文摘Could the conventional treatment of pancreatic cancer effectively be supplemented by a low level and non-invasive bio-electromagnetic treatment? A case study, based on the regular exposure of a patient to an electromagnetic field, EMF, emitted by a Rife-Bare technology device, suggests so. The plasma confined in a tube of this apparatus emitted radiofrequency solitons. These low level emissions were modulated by an “audio” frequency generator, pre-programmed for the treatment of this disease. After less than two months of exposure to these EMFs, the tumor completely disappeared in approximately two weeks.
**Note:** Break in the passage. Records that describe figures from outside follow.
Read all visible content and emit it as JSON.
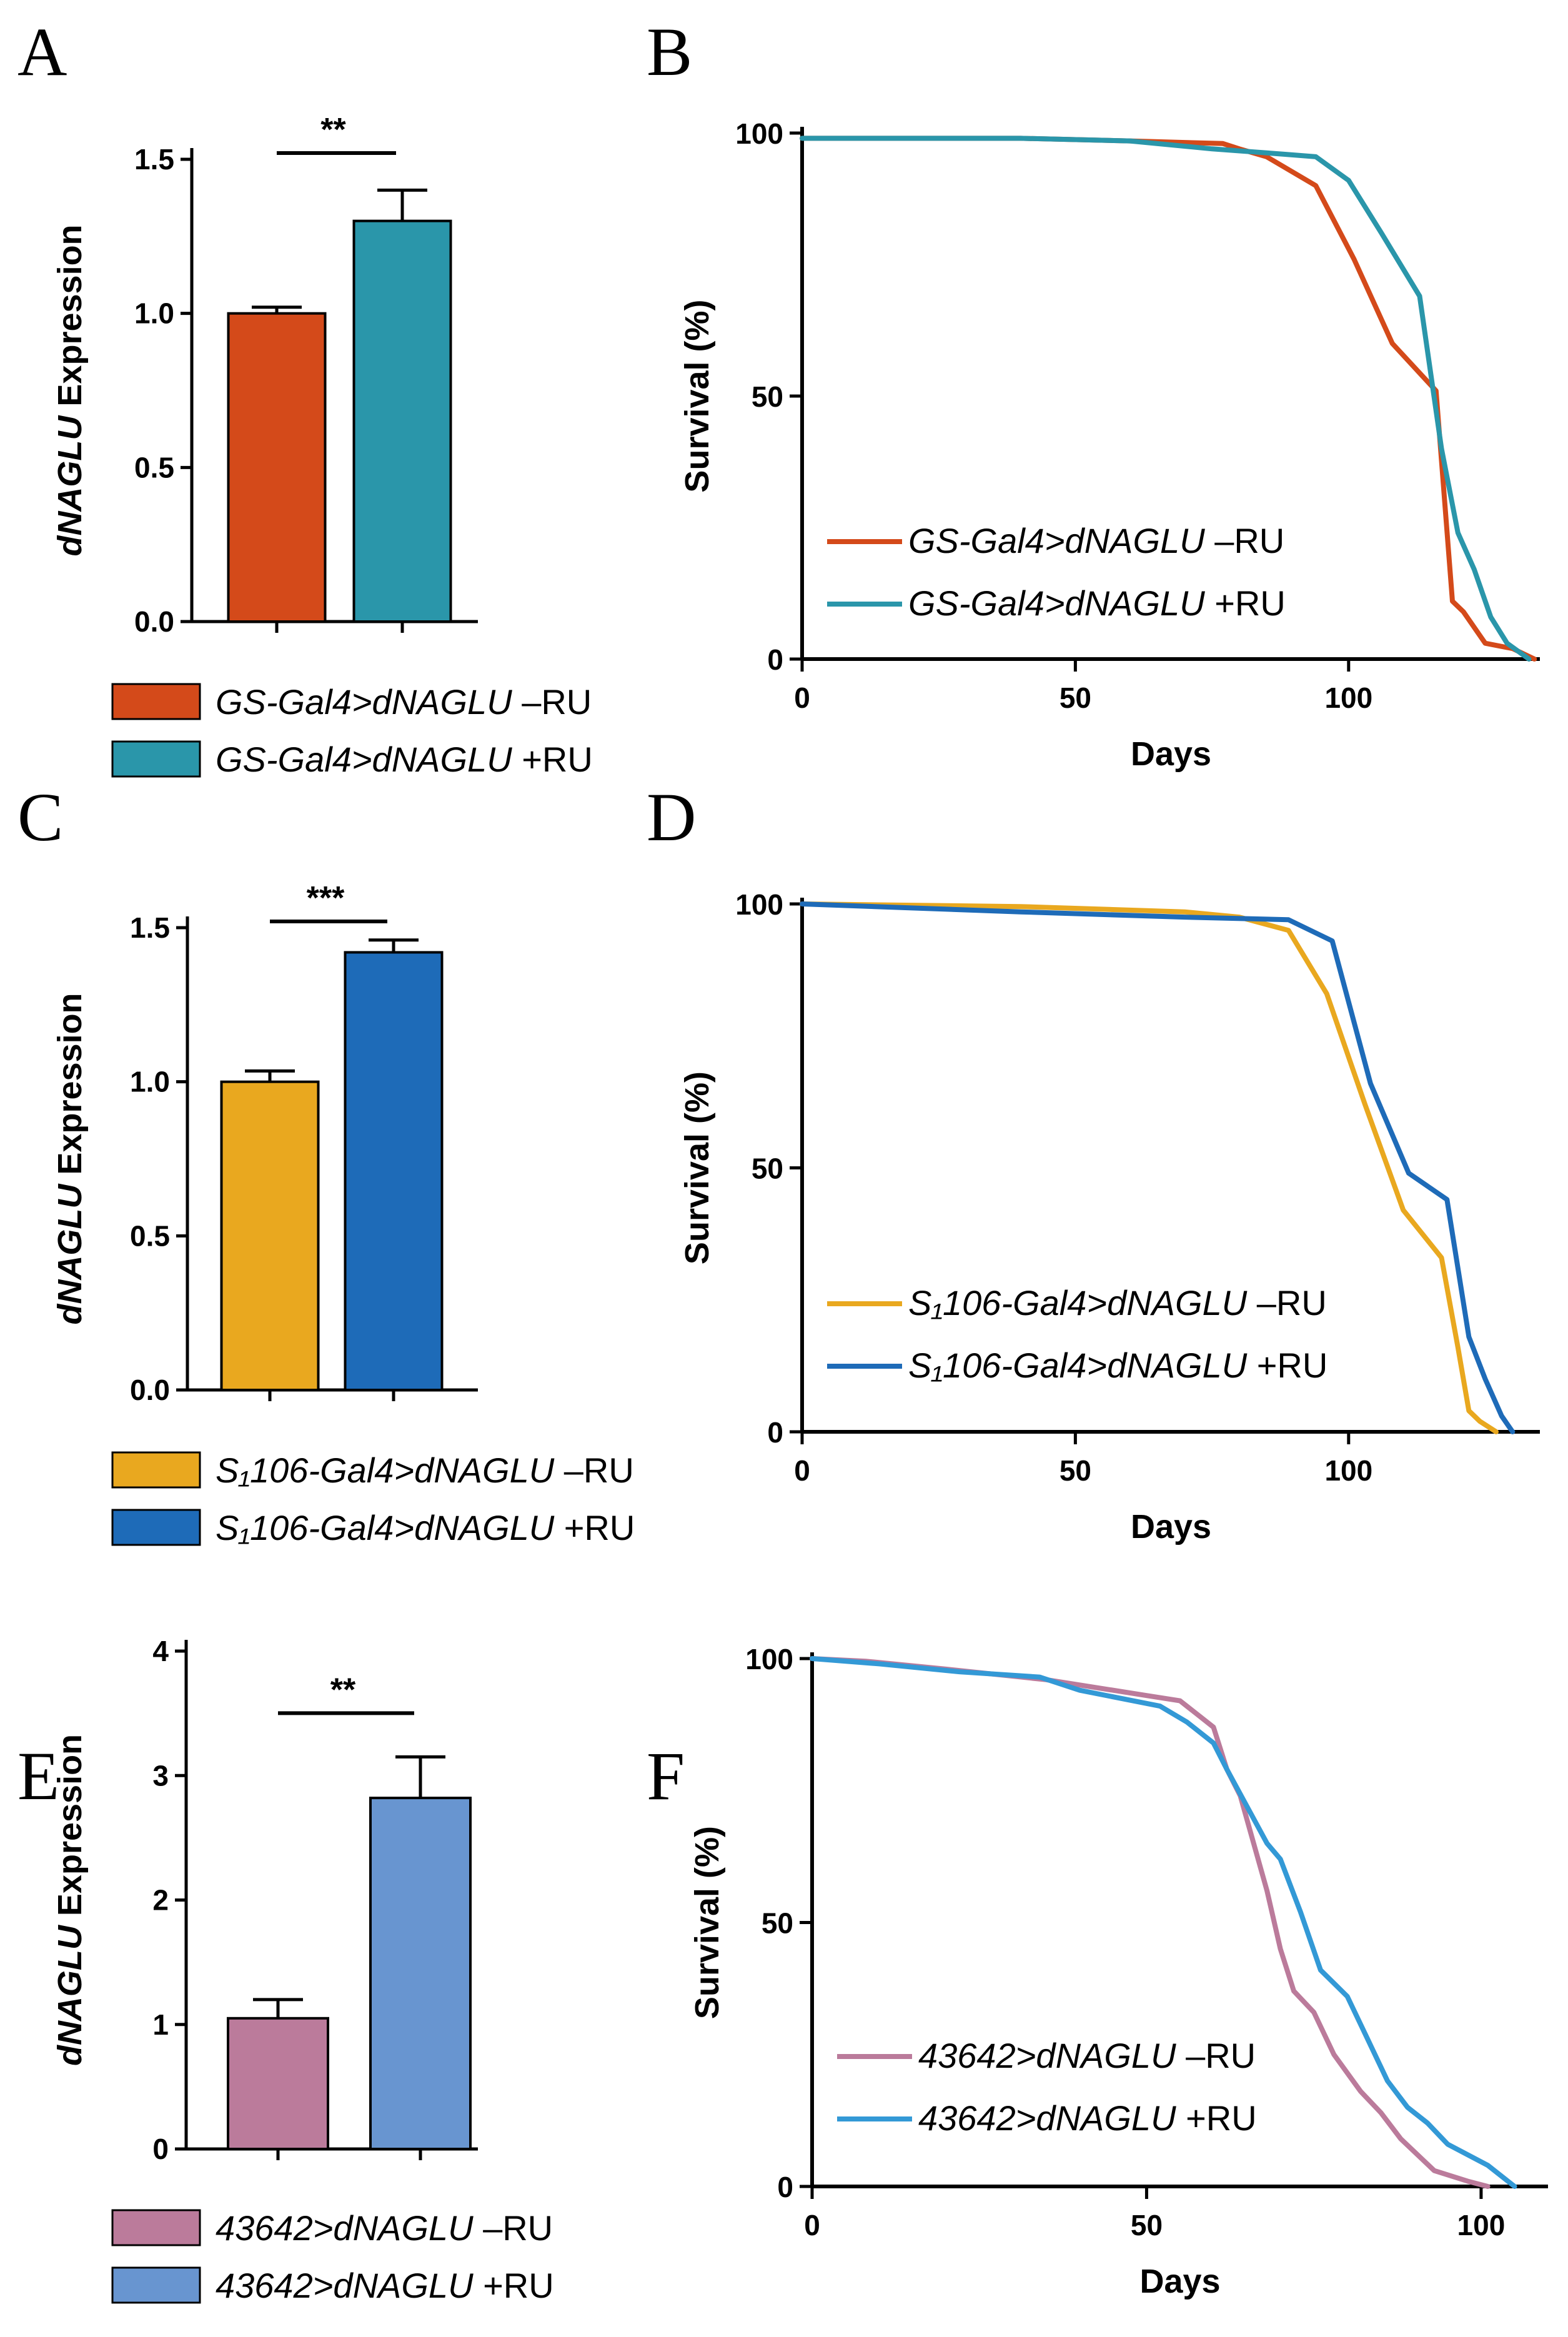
{
  "chart_data": [
    {
      "id": "A",
      "panel": "A",
      "type": "bar",
      "ylabel_italic": "dNAGLU",
      "ylabel_rest": "Expression",
      "ylim": [
        0,
        1.5
      ],
      "yticks": [
        "0.0",
        "0.5",
        "1.0",
        "1.5"
      ],
      "bars": [
        {
          "value": 1.0,
          "error": 0.02,
          "color": "#D44A1A",
          "legend_italic": "GS-Gal4>dNAGLU",
          "legend_rest": "–RU"
        },
        {
          "value": 1.3,
          "error": 0.1,
          "color": "#2A96AA",
          "legend_italic": "GS-Gal4>dNAGLU",
          "legend_rest": "+RU"
        }
      ],
      "significance": "**"
    },
    {
      "id": "B",
      "panel": "B",
      "type": "line",
      "ylabel": "Survival (%)",
      "xlabel": "Days",
      "xlim": [
        0,
        135
      ],
      "ylim": [
        0,
        100
      ],
      "xticks": [
        "0",
        "50",
        "100"
      ],
      "yticks": [
        "0",
        "50",
        "100"
      ],
      "series": [
        {
          "legend_italic": "GS-Gal4>dNAGLU",
          "legend_rest": "–RU",
          "color": "#D44A1A",
          "x": [
            0,
            20,
            40,
            60,
            77,
            80,
            85,
            94,
            101,
            108,
            116,
            119,
            121,
            125,
            130,
            134
          ],
          "y": [
            99,
            99,
            99,
            98.5,
            98,
            97,
            95.5,
            90,
            76,
            60,
            51,
            11,
            9,
            3,
            2,
            0
          ]
        },
        {
          "legend_italic": "GS-Gal4>dNAGLU",
          "legend_rest": "+RU",
          "color": "#2A96AA",
          "x": [
            0,
            20,
            40,
            60,
            75,
            88,
            94,
            100,
            106,
            113,
            117,
            120,
            123,
            126,
            129,
            133
          ],
          "y": [
            99,
            99,
            99,
            98.5,
            97,
            96,
            95.5,
            91,
            81,
            69,
            40,
            24,
            17,
            8,
            3,
            0
          ]
        }
      ]
    },
    {
      "id": "C",
      "panel": "C",
      "type": "bar",
      "ylabel_italic": "dNAGLU",
      "ylabel_rest": "Expression",
      "ylim": [
        0,
        1.5
      ],
      "yticks": [
        "0.0",
        "0.5",
        "1.0",
        "1.5"
      ],
      "bars": [
        {
          "value": 1.0,
          "error": 0.035,
          "color": "#E9A81F",
          "legend_italic": "S₁106-Gal4>dNAGLU",
          "legend_rest": "–RU"
        },
        {
          "value": 1.42,
          "error": 0.04,
          "color": "#1E6BB8",
          "legend_italic": "S₁106-Gal4>dNAGLU",
          "legend_rest": "+RU"
        }
      ],
      "significance": "***"
    },
    {
      "id": "D",
      "panel": "D",
      "type": "line",
      "ylabel": "Survival (%)",
      "xlabel": "Days",
      "xlim": [
        0,
        135
      ],
      "ylim": [
        0,
        100
      ],
      "xticks": [
        "0",
        "50",
        "100"
      ],
      "yticks": [
        "0",
        "50",
        "100"
      ],
      "series": [
        {
          "legend_italic": "S₁106-Gal4>dNAGLU",
          "legend_rest": "–RU",
          "color": "#E9A81F",
          "x": [
            0,
            40,
            70,
            80,
            89,
            96,
            103,
            110,
            117,
            120,
            122,
            124,
            127
          ],
          "y": [
            100,
            99.5,
            98.5,
            97.5,
            95,
            83,
            62,
            42,
            33,
            16,
            4,
            2,
            0
          ]
        },
        {
          "legend_italic": "S₁106-Gal4>dNAGLU",
          "legend_rest": "+RU",
          "color": "#1E6BB8",
          "x": [
            0,
            40,
            70,
            89,
            97,
            104,
            111,
            118,
            122,
            125,
            128,
            130
          ],
          "y": [
            100,
            98.5,
            97.5,
            97,
            93,
            66,
            49,
            44,
            18,
            10,
            3,
            0
          ]
        }
      ]
    },
    {
      "id": "E",
      "panel": "E",
      "type": "bar",
      "ylabel_italic": "dNAGLU",
      "ylabel_rest": "Expression",
      "ylim": [
        0,
        4
      ],
      "yticks": [
        "0",
        "1",
        "2",
        "3",
        "4"
      ],
      "bars": [
        {
          "value": 1.05,
          "error": 0.15,
          "color": "#BB7B9B",
          "legend_italic": "43642>dNAGLU",
          "legend_rest": "–RU"
        },
        {
          "value": 2.82,
          "error": 0.33,
          "color": "#6895D0",
          "legend_italic": "43642>dNAGLU",
          "legend_rest": "+RU"
        }
      ],
      "significance": "**"
    },
    {
      "id": "F",
      "panel": "F",
      "type": "line",
      "ylabel": "Survival (%)",
      "xlabel": "Days",
      "xlim": [
        0,
        110
      ],
      "ylim": [
        0,
        100
      ],
      "xticks": [
        "0",
        "50",
        "100"
      ],
      "yticks": [
        "0",
        "50",
        "100"
      ],
      "series": [
        {
          "legend_italic": "43642>dNAGLU",
          "legend_rest": "–RU",
          "color": "#BB7B9B",
          "x": [
            0,
            8,
            20,
            35,
            50,
            55,
            58,
            60,
            62,
            64,
            66,
            68,
            70,
            72,
            75,
            78,
            82,
            85,
            88,
            93,
            98,
            101
          ],
          "y": [
            100,
            99.5,
            98,
            96,
            93,
            92,
            89,
            87,
            79,
            74,
            65,
            56,
            45,
            37,
            33,
            25,
            18,
            14,
            9,
            3,
            1,
            0
          ]
        },
        {
          "legend_italic": "43642>dNAGLU",
          "legend_rest": "+RU",
          "color": "#3399D6",
          "x": [
            0,
            10,
            22,
            34,
            40,
            52,
            56,
            60,
            62,
            65,
            68,
            70,
            73,
            76,
            80,
            83,
            86,
            89,
            92,
            95,
            98,
            101,
            105
          ],
          "y": [
            100,
            99,
            97.5,
            96.5,
            94,
            91,
            88,
            84,
            79,
            72,
            65,
            62,
            52,
            41,
            36,
            28,
            20,
            15,
            12,
            8,
            6,
            4,
            0
          ]
        }
      ]
    }
  ]
}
The explanation of the action mechanism includes a physics aspect relating to the properties of the dissipative soliton which is emitted-absorbed by any non-linear system, a biophysics aspect relating to the coherent structuring of the cellular bath by incident solitons, and finally a biological aspect. The latter is characterized by a critical resonance frequency leading the “unicellular” tumoral cell to adopt a self-destructive behavior. On the other hand EMFs with low level solitons have no effect on the tissues of complex multicellular organisms.